After all of that, there is down time. Sure, you still have daily work to do, but one you done that, sometimes it’s time to hide from leadership. This is where some of my favorite memories are from.
My squad consisted of a squad leader, Sgt Crosson, and about 6 of us E-4 and below, me being at the bottom of the totem pole (or the top of you truly understand totem poles). There was shit bag in our squad as there always is, but we all got a long pretty well. And we loved music. One guy, Harbison had an amazing voice, Sgt. Crosson was a drummer, played keyboard and sang and I was too shy to do anything but listen and play a little keyboard every once in awhile. Harb was a good ole boy from Missouri, he could sing anything it seemed, but country was his specialty. He used to tell us how musical his whole family was, how they would all gather around with their guitars and spend hours jamming/singing. I could picture it, as I knew he was a country boy, all decked out in camo (hunting camo not Army camo) orange hat, shotgun by his side, strumming and humming with his cousins, dad, grandpa. The perfect family, in my mind. A musical one. We, as a squad, spent many afternoons hiding in a barracks room singing/making music. Diamond Rio was IT back then and Meet in the Middle was the song de jour. Harb could sing it perfectly, Sgt Crosson perfectly harmonizing! I don’t know why this song brings me so much peace when I think about it. It’s definitely not the lyrics…I think more than anything it’s the bonding from music that happened in that room. This was my first duty station, halfway around the world in Germany. I was the newbie and lowest ranked who knew nothing about nothing. But music evened the ground. I know music, I love music and rank doesn't matter in music.

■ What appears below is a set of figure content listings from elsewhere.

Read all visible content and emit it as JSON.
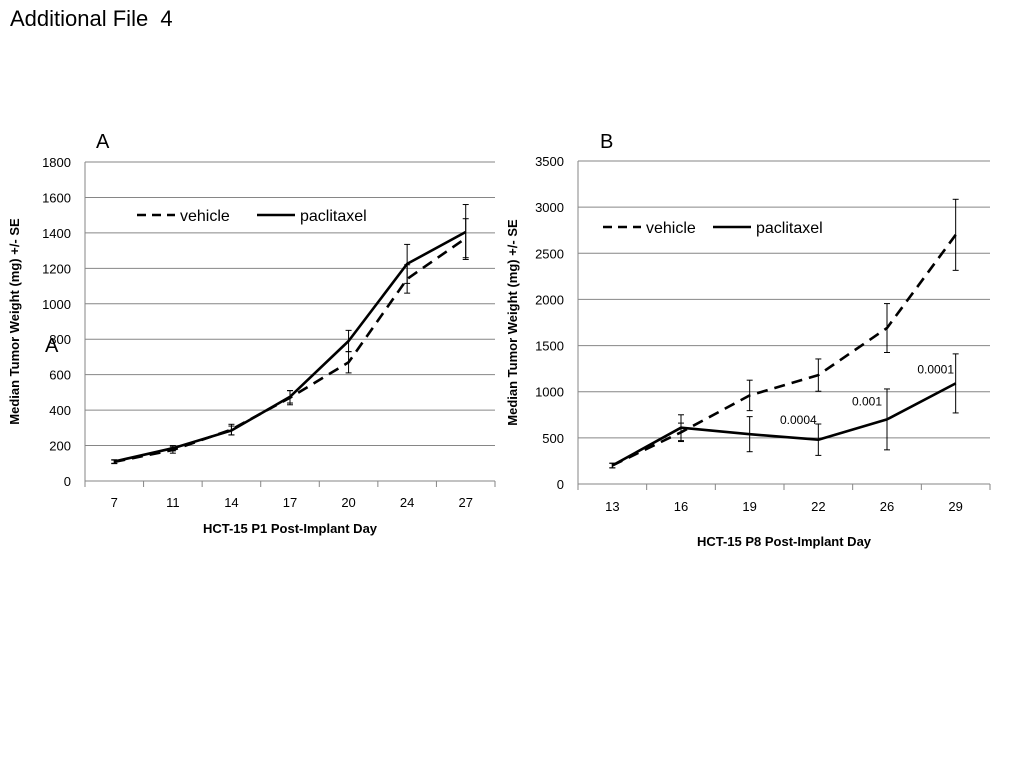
{
  "page": {
    "title": "Additional File  4"
  },
  "chart_data": [
    {
      "type": "line",
      "panel_label": "A",
      "stray_label": "A",
      "xlabel": "HCT-15 P1 Post-Implant Day",
      "ylabel": "Median Tumor Weight (mg) +/- SE",
      "categories": [
        "7",
        "11",
        "14",
        "17",
        "20",
        "24",
        "27"
      ],
      "ylim": [
        0,
        1800
      ],
      "yticks": [
        0,
        200,
        400,
        600,
        800,
        1000,
        1200,
        1400,
        1600,
        1800
      ],
      "grid": true,
      "legend_position": "top-left",
      "series": [
        {
          "name": "vehicle",
          "style": "dashed",
          "values": [
            108,
            175,
            290,
            470,
            670,
            1140,
            1370
          ],
          "error": [
            10,
            18,
            30,
            40,
            60,
            80,
            110
          ]
        },
        {
          "name": "paclitaxel",
          "style": "solid",
          "values": [
            110,
            185,
            285,
            475,
            790,
            1225,
            1405
          ],
          "error": [
            10,
            15,
            25,
            35,
            60,
            110,
            155
          ]
        }
      ],
      "annotations": []
    },
    {
      "type": "line",
      "panel_label": "B",
      "xlabel": "HCT-15 P8 Post-Implant Day",
      "ylabel": "Median Tumor Weight (mg) +/- SE",
      "categories": [
        "13",
        "16",
        "19",
        "22",
        "26",
        "29"
      ],
      "ylim": [
        0,
        3500
      ],
      "yticks": [
        0,
        500,
        1000,
        1500,
        2000,
        2500,
        3000,
        3500
      ],
      "grid": true,
      "legend_position": "top-left",
      "series": [
        {
          "name": "vehicle",
          "style": "dashed",
          "values": [
            200,
            560,
            960,
            1180,
            1690,
            2700
          ],
          "error": [
            25,
            100,
            165,
            175,
            265,
            385
          ]
        },
        {
          "name": "paclitaxel",
          "style": "solid",
          "values": [
            200,
            610,
            540,
            480,
            700,
            1090
          ],
          "error": [
            25,
            140,
            190,
            170,
            330,
            320
          ]
        }
      ],
      "annotations": [
        {
          "text": "0.0004",
          "x": "22",
          "y": 650
        },
        {
          "text": "0.001",
          "x": "26",
          "y": 850
        },
        {
          "text": "0.0001",
          "x": "29",
          "y": 1200
        }
      ]
    }
  ]
}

But let’s look at the lyrics after all these years. Obviously it’s a song about making a relationship work. Listen to it here: https://youtu.be/U3BTx5mwk-Y?si=1OLvF0sFF_ysg0sy
I'd start walkin' your way, you'd start walkin' mine
We'd meet in the middle, 'neath that old Georgia pine
We'd gain a lot of ground, 'cause we'd both give a little
There ain't no road too long when we meet in the middle
If that ain’t the crux of a successful marriage, friendship, parenting dynamic…I don’t know what it.
I haven’t kept in touch with anyone I was in the Army with, but I did become Facebook friends with Harb, who still lives in Missouri. I’m sure he doesn’t know the huge role he played in my early Army days. But funnily, through Facebook I saw that his daughter completed Navy Bootcamp about 3 months prior to Alan going into bootcamp. I reached out to him and we actually spoke after 20 years about the do’s and dont’s of Navy bootcamp graduation. It was a wonderful moment for me.